7 Tips To Build A Green Warehouse For Your Business

By on November 14, 2013

Using “green” techniques when constructing a building or designing a business model is a healthy choice for the environment, but it’s also a terrific way to save money. One common structure common to many businesses is the warehouse, and recent innovations have created some excellent opportunities for operating with an eye toward recycling and the environment. Consider the following when building or renovating a green warehouse.

Seven Tips To Build A Green Warehouse For Your Business

1. Create a company-wide program: Changing the culture of a business and its warehouse requires cooperation from everyone in the company. Design a program that will focus upon teamwork and company-wide changes as a way to implement an effective, green warehouse. A full green program will usually entail changes at many levels of the warehousing process, and it’s best to get all employees on the same page for an effective green campaign.

2. Recycle: The easiest way to step into the green arena is through recycling. Storage and fulfillment practices often leave behind highly recyclable items like mountains of cardboard and plastic, and these items may be taken to a local recycling center. Just about anything that isn’t Styrofoam should head into the recycling bin. Make it easy to recycle by providing containers on site for recycling collection.

3. Reuse: Items traditionally used in warehouses like pallets, cardboard, and boxes may be reused several times before they are no longer viable. Additionally, even after boxes lose their shape or aren’t suitable for packing, there are several uses for old cardboard, such as shredding it and using it as packing material. Additionally, lookup companies that sell used pallets, used IBC totes and other previously used equipment, it’ll save you money and keep your business green.

4. Conserve: A warehouse can be an incredible source of wasted energy.

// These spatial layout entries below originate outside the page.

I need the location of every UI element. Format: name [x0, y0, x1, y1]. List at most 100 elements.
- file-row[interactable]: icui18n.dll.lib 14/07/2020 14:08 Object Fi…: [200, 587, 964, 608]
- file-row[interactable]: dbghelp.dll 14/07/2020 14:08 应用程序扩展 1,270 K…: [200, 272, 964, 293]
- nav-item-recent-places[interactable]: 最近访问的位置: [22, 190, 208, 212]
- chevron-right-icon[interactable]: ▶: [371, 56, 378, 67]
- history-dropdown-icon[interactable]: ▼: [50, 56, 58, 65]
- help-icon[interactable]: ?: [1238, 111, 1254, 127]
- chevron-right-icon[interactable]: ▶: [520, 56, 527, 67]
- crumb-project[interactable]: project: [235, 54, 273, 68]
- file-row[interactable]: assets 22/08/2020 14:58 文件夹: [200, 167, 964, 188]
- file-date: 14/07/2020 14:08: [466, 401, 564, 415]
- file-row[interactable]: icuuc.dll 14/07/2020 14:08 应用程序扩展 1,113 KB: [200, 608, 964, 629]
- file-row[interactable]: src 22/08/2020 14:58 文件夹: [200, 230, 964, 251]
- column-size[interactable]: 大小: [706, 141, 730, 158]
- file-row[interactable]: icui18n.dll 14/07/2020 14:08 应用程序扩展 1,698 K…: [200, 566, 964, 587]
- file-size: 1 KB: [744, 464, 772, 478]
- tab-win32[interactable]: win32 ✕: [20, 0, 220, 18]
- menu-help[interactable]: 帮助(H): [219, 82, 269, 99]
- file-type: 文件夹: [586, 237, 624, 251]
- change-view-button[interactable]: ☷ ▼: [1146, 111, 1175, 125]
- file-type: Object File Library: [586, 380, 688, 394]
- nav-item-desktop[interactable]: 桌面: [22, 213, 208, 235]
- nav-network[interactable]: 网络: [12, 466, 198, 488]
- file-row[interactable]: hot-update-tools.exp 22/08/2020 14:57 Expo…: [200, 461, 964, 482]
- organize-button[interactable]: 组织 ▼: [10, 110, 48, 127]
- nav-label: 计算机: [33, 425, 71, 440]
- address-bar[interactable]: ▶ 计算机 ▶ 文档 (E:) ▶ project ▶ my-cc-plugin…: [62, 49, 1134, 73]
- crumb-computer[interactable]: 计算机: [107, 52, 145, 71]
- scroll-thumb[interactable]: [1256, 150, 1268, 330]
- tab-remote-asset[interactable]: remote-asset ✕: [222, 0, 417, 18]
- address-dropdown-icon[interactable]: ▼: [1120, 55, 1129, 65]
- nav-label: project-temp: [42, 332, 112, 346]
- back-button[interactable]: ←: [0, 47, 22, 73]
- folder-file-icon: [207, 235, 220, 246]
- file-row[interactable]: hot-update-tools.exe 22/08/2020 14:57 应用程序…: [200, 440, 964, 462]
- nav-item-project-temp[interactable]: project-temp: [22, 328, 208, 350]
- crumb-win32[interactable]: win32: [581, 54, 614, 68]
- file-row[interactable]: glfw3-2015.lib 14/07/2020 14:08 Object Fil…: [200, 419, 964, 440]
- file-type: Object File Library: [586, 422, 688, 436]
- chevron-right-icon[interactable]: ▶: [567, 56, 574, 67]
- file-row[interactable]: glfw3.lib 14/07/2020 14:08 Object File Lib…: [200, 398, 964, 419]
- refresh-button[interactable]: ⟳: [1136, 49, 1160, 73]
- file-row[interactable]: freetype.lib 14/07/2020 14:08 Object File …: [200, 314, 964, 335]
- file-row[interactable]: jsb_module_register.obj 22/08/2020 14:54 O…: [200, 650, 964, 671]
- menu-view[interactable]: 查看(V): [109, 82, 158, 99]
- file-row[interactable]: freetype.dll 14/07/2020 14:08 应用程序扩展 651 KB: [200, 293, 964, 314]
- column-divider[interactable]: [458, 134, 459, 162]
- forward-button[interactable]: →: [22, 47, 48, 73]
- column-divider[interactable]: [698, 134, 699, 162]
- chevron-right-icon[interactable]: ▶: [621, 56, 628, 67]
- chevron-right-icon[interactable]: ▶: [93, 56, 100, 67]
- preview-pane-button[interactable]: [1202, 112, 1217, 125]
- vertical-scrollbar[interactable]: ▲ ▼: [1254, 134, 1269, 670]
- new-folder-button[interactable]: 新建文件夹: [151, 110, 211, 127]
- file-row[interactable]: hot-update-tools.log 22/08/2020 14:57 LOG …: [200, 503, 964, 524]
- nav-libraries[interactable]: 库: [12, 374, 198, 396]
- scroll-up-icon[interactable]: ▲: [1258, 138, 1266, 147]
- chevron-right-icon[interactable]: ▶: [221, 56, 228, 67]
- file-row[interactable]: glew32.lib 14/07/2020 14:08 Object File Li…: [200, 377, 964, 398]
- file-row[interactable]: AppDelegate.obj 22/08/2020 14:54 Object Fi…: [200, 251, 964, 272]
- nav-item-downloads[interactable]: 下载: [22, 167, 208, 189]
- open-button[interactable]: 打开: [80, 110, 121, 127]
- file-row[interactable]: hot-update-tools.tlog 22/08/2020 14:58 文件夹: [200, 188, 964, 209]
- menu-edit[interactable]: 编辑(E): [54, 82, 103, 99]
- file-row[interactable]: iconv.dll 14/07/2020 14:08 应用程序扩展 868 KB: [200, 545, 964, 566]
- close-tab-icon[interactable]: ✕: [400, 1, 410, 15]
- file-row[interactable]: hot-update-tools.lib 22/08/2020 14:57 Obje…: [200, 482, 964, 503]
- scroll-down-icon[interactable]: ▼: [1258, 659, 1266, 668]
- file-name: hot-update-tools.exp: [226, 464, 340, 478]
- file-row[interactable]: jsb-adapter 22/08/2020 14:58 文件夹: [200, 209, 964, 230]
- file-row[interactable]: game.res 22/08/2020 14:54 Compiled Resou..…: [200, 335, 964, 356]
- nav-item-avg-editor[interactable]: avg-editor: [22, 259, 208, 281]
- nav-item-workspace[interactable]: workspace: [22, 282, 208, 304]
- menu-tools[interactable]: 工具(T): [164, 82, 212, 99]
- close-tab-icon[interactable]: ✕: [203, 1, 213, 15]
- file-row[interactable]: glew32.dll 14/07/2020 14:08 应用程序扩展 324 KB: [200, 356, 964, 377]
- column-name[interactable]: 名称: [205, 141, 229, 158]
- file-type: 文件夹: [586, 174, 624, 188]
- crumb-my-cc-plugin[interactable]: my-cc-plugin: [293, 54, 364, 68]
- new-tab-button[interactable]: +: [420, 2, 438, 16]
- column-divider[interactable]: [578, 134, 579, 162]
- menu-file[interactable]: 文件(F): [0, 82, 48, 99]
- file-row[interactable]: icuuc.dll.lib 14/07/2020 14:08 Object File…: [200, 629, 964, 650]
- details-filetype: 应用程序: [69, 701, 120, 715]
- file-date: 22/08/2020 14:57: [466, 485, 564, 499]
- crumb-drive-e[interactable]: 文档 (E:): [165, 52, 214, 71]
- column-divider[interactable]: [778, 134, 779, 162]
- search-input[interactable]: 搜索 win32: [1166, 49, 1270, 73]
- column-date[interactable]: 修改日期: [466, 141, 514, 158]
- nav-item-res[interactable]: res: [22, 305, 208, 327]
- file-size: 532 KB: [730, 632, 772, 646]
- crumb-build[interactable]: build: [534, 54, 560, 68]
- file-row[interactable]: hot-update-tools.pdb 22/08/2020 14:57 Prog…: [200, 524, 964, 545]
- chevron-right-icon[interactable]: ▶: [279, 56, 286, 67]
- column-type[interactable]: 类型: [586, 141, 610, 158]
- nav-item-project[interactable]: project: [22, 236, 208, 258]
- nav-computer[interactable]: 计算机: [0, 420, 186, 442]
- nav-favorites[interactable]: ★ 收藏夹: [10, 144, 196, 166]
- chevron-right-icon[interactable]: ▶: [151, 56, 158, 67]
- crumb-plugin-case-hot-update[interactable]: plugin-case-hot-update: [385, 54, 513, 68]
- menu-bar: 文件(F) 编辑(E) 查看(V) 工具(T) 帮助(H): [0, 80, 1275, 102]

Although some warehouses operate all day and into the night, many locations don’t need lights on all the time. Ensure lights aren’t used when nobody is in the warehouse and consider installing high efficiency bulbs or LED lighting. Additionally, using light sensors that will turn lights off in portions of the warehouse when no movement is detected can save more energy (and money).

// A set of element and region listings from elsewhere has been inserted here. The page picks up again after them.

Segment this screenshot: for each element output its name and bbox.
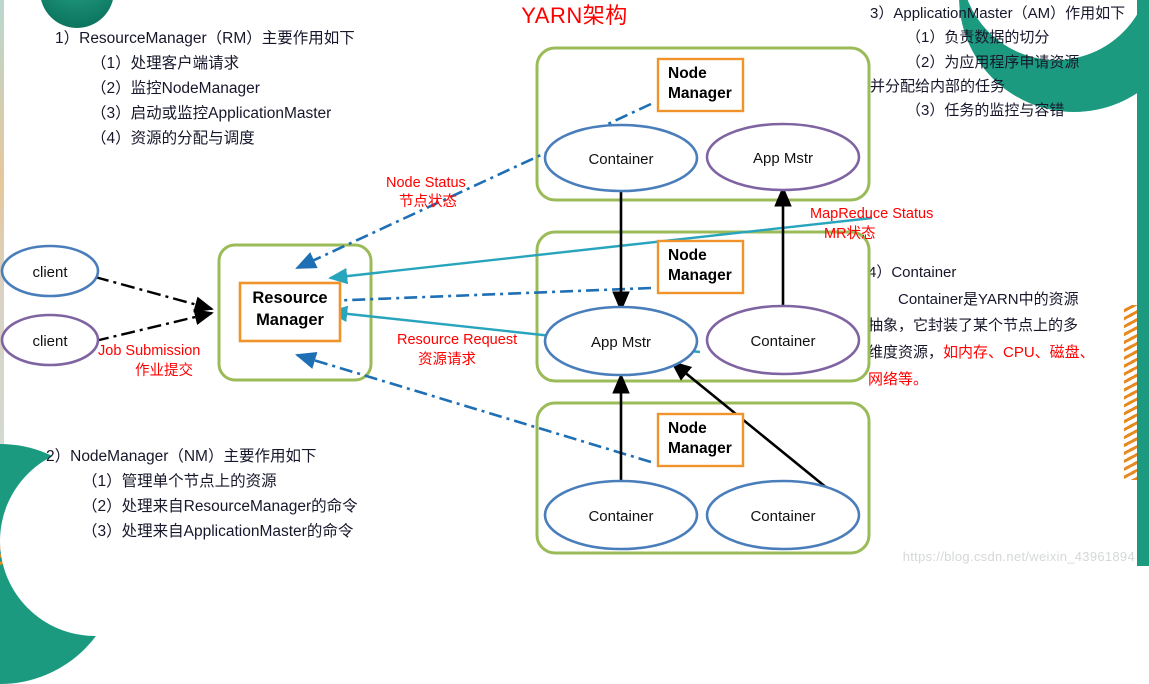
edge-client2-to-rm [94,309,214,343]
resourcemanager-label-line2: Manager [256,311,324,329]
node-middle-right-ellipse-label: Container [750,333,815,350]
edge-label-job-submission-zh: 作业提交 [135,361,193,379]
node-manager-top-label-line1: Node [668,65,707,82]
client-ellipse-2-label: client [32,333,68,350]
edge-label-resource-request-en: Resource Request [397,332,517,348]
edge-label-resource-request-zh: 资源请求 [418,351,476,368]
edge-label-mapreduce-status-en: MapReduce Status [810,206,933,222]
client-ellipse-1-label: client [32,264,68,281]
node-manager-bottom-label-line2: Manager [668,440,732,457]
node-bottom-right-ellipse-label: Container [750,508,815,525]
node-manager-top-label-line2: Manager [668,85,732,102]
node-manager-bottom-label-line1: Node [668,420,707,437]
node-manager-middle-label-line1: Node [668,247,707,264]
edge-client1-to-rm [94,275,214,313]
watermark: https://blog.csdn.net/weixin_43961894 [902,549,1135,564]
edge-label-mapreduce-status-zh: MR状态 [824,225,876,242]
node-manager-middle-label-line2: Manager [668,267,732,284]
edge-label-job-submission-en: Job Submission [98,343,200,359]
node-bottom-left-ellipse-label: Container [588,508,653,525]
edge-label-node-status-en: Node Status [386,175,466,191]
resourcemanager-label-line1: Resource [252,289,327,307]
yarn-architecture-diagram: client client Resource Manager Node Mana… [0,46,933,555]
edge-label-node-status-zh: 节点状态 [399,193,457,210]
node-middle-left-ellipse-label: App Mstr [591,334,651,351]
node-top-right-ellipse-label: App Mstr [753,150,813,167]
slide-canvas: YARN架构 1）ResourceManager（RM）主要作用如下 （1）处理… [0,0,1149,684]
node-top-left-ellipse-label: Container [588,151,653,168]
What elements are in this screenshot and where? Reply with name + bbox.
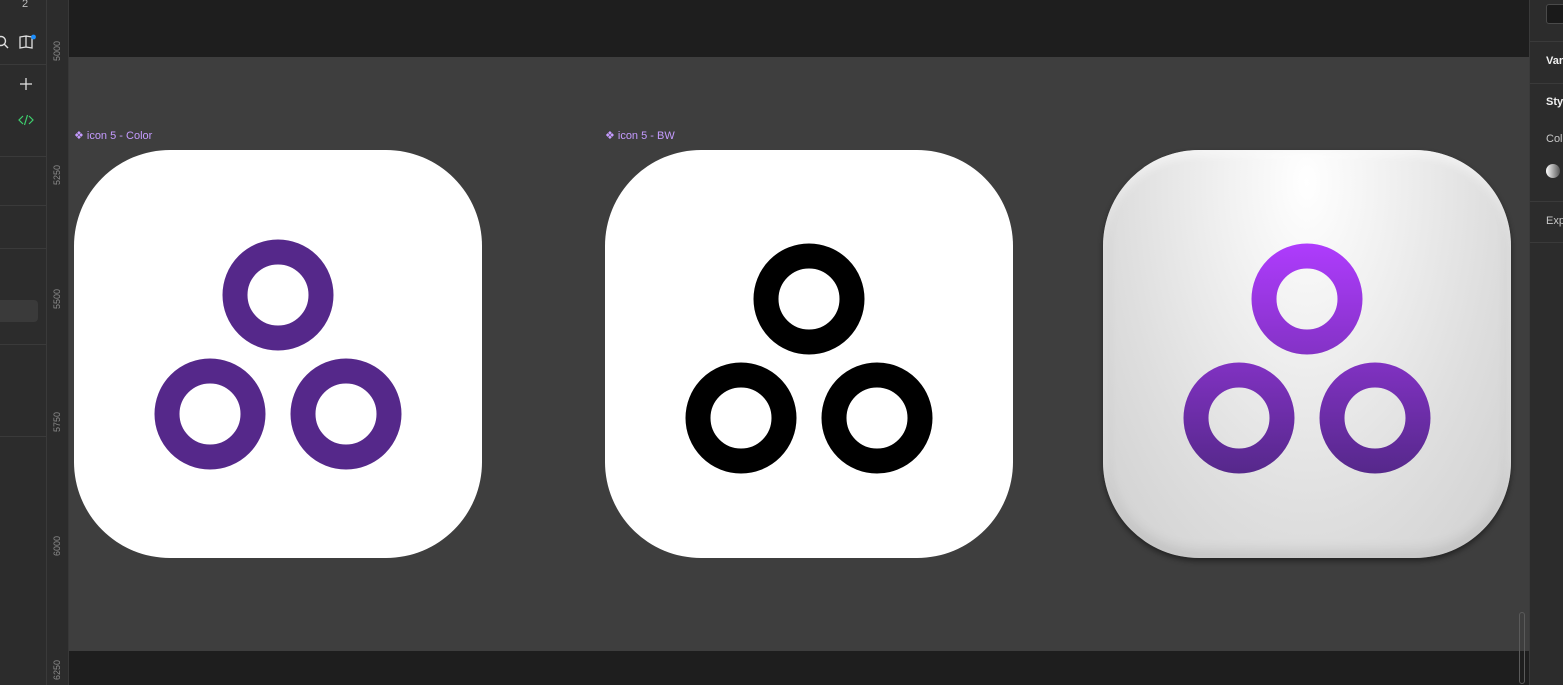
canvas-background[interactable] xyxy=(69,0,1529,57)
three-rings-icon xyxy=(685,243,933,474)
app-icon-bw[interactable] xyxy=(605,150,1013,558)
plus-icon[interactable] xyxy=(20,77,32,95)
app-icon-glossy[interactable] xyxy=(1103,150,1511,558)
left-panel: 2 xyxy=(0,0,47,685)
divider xyxy=(1530,83,1563,84)
canvas-background[interactable] xyxy=(69,651,1529,685)
ruler-label: 5000 xyxy=(52,40,62,62)
ruler-label: 6000 xyxy=(52,535,62,557)
ruler-label: 5250 xyxy=(52,164,62,186)
three-rings-icon xyxy=(154,239,402,470)
layer-item-selected[interactable] xyxy=(0,300,38,322)
vertical-ruler: 5000 5250 5500 5750 6000 6250 xyxy=(47,0,69,685)
ruler-label: 5750 xyxy=(52,411,62,433)
three-rings-icon xyxy=(1183,243,1431,474)
page-number: 2 xyxy=(22,0,29,10)
component-icon: ❖ xyxy=(605,130,615,142)
component-label-color[interactable]: ❖ icon 5 - Color xyxy=(74,129,153,143)
divider xyxy=(0,156,46,157)
component-label-bw[interactable]: ❖ icon 5 - BW xyxy=(605,129,675,143)
search-icon[interactable] xyxy=(0,35,9,54)
divider xyxy=(1530,201,1563,202)
divider xyxy=(0,248,46,249)
divider xyxy=(1530,242,1563,243)
ruler-label: 6250 xyxy=(52,659,62,681)
color-swatch[interactable] xyxy=(1546,164,1560,178)
component-label-text: icon 5 - Color xyxy=(86,129,153,142)
canvas-scrollbar[interactable] xyxy=(1519,612,1525,684)
divider xyxy=(0,436,46,437)
library-icon[interactable] xyxy=(18,34,38,55)
code-icon[interactable] xyxy=(18,113,34,131)
right-panel: Var Sty Col Exp xyxy=(1529,0,1563,685)
fill-chip[interactable] xyxy=(1546,4,1563,24)
app-icon-color[interactable] xyxy=(74,150,482,558)
divider xyxy=(0,205,46,206)
ruler-label: 5500 xyxy=(52,288,62,310)
component-label-text: icon 5 - BW xyxy=(617,129,675,142)
color-label: Col xyxy=(1546,133,1563,145)
export-section-title[interactable]: Exp xyxy=(1546,215,1563,227)
divider xyxy=(0,344,46,345)
divider xyxy=(0,64,46,65)
component-icon: ❖ xyxy=(74,130,84,142)
style-section-title[interactable]: Sty xyxy=(1546,96,1563,108)
variants-section-title[interactable]: Var xyxy=(1546,55,1563,67)
divider xyxy=(1530,41,1563,42)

5. Avoid non-biodegradable materials: Although Styrofoam might keep an item incredibly protected and safe, this material isn’t recyclable and won’t biodegrade when tossed into a landfill. Try to avoid packing materials that can’t be recycled, but if plastic must be employed, make sure that it is reused if possible.

6. Don’t purchase new: There are ways to obtain needed materials that don’t require buying them brand new. Using resources like containerexchanger.com is an easy way to get less expensive industrial containers while also helping the environment through the reuse of materials.

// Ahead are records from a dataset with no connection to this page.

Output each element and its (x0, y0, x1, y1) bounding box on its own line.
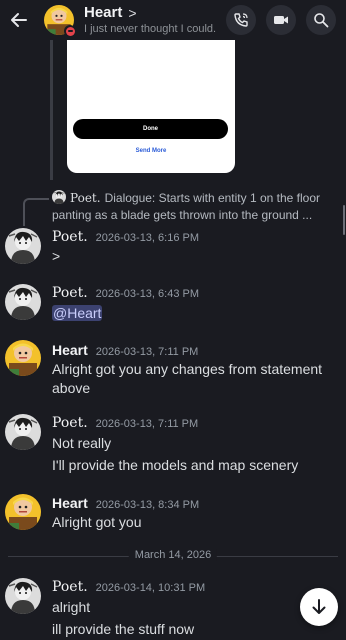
message-author[interactable]: Heart (52, 495, 88, 511)
message-timestamp: 2026-03-14, 10:31 PM (95, 582, 206, 594)
header-user-info[interactable]: Heart > I just never thought I could... (84, 4, 216, 36)
arrow-left-icon (11, 13, 27, 27)
message-timestamp: 2026-03-13, 8:34 PM (95, 499, 200, 511)
message-text: above (52, 380, 91, 396)
embedded-send-more-link: Send More (135, 148, 167, 154)
message-author[interactable]: Heart (52, 342, 88, 358)
header-username: Heart (84, 4, 123, 21)
dnd-status-icon (64, 25, 76, 37)
message-text: alright (52, 599, 91, 615)
chat-header: Heart > I just never thought I could... (0, 0, 346, 40)
message-author[interactable]: Poet. (52, 229, 88, 245)
message-author[interactable]: Poet. (52, 415, 88, 431)
date-divider: March 14, 2026 (8, 549, 338, 563)
phone-icon (234, 13, 248, 27)
message-text: Not really (52, 435, 112, 451)
avatar[interactable] (5, 578, 41, 614)
scrollbar-thumb[interactable] (343, 205, 345, 235)
message-timestamp: 2026-03-13, 7:11 PM (95, 418, 199, 430)
reply-connector (23, 198, 49, 226)
reply-avatar (52, 190, 66, 204)
message-author[interactable]: Poet. (52, 285, 88, 301)
embedded-done-button: Done (73, 119, 228, 139)
user-mention[interactable]: @Heart (52, 305, 103, 321)
search-icon (314, 13, 329, 28)
back-button[interactable] (0, 0, 38, 40)
header-custom-status: I just never thought I could... (84, 23, 216, 35)
message-author[interactable]: Poet. (52, 579, 88, 595)
message-timestamp: 2026-03-13, 6:43 PM (95, 288, 200, 300)
message-text: @Heart (52, 304, 103, 323)
avatar[interactable] (5, 414, 41, 450)
arrow-down-icon (312, 599, 326, 614)
embed-rail (50, 40, 53, 180)
message-timestamp: 2026-03-13, 7:11 PM (95, 346, 199, 358)
reply-author: Poet. (70, 191, 101, 205)
header-avatar[interactable] (44, 5, 76, 37)
video-camera-icon (274, 16, 288, 24)
image-attachment[interactable]: Done Send More (67, 40, 235, 173)
jump-to-present-button[interactable] (300, 588, 338, 626)
message-text: Alright got you any changes from stateme… (52, 361, 323, 377)
message-text: ill provide the stuff now (52, 621, 195, 637)
message-timestamp: 2026-03-13, 6:16 PM (95, 232, 200, 244)
voice-call-button[interactable] (226, 5, 256, 35)
message-text: > (52, 248, 61, 264)
chevron-right-icon: > (128, 5, 137, 21)
avatar[interactable] (5, 284, 41, 320)
search-button[interactable] (306, 5, 336, 35)
avatar[interactable] (5, 340, 41, 376)
video-call-button[interactable] (266, 5, 296, 35)
message-text: I'll provide the models and map scenery (52, 457, 299, 473)
avatar[interactable] (5, 228, 41, 264)
avatar[interactable] (5, 494, 41, 530)
date-divider-label: March 14, 2026 (128, 549, 218, 561)
message-text: Alright got you (52, 514, 142, 530)
reply-preview[interactable]: Poet. Dialogue: Starts with entity 1 on t… (52, 190, 338, 224)
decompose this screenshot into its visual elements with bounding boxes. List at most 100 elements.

7. Install advanced technology: Although certain technologies may require an initial investment, some green practices will reduce costs in a very short time. The large, flat roof of a warehouse is often a perfect spot to install solar panels. Alternatively, a warehouse may be topped with a “cool roof,” which reflects the sun’s energy and reduces the need to cool the warehouse with expensive air conditioning systems.

In an effort to reduce costs and increase efficiency, many companies have chosen to include green practices in standard storage, shipping, and fulfillment practices. Going green not only reduces costs associated with doing business, but a company can act as a role model within the industry as an example of a responsible company that cares about the environment.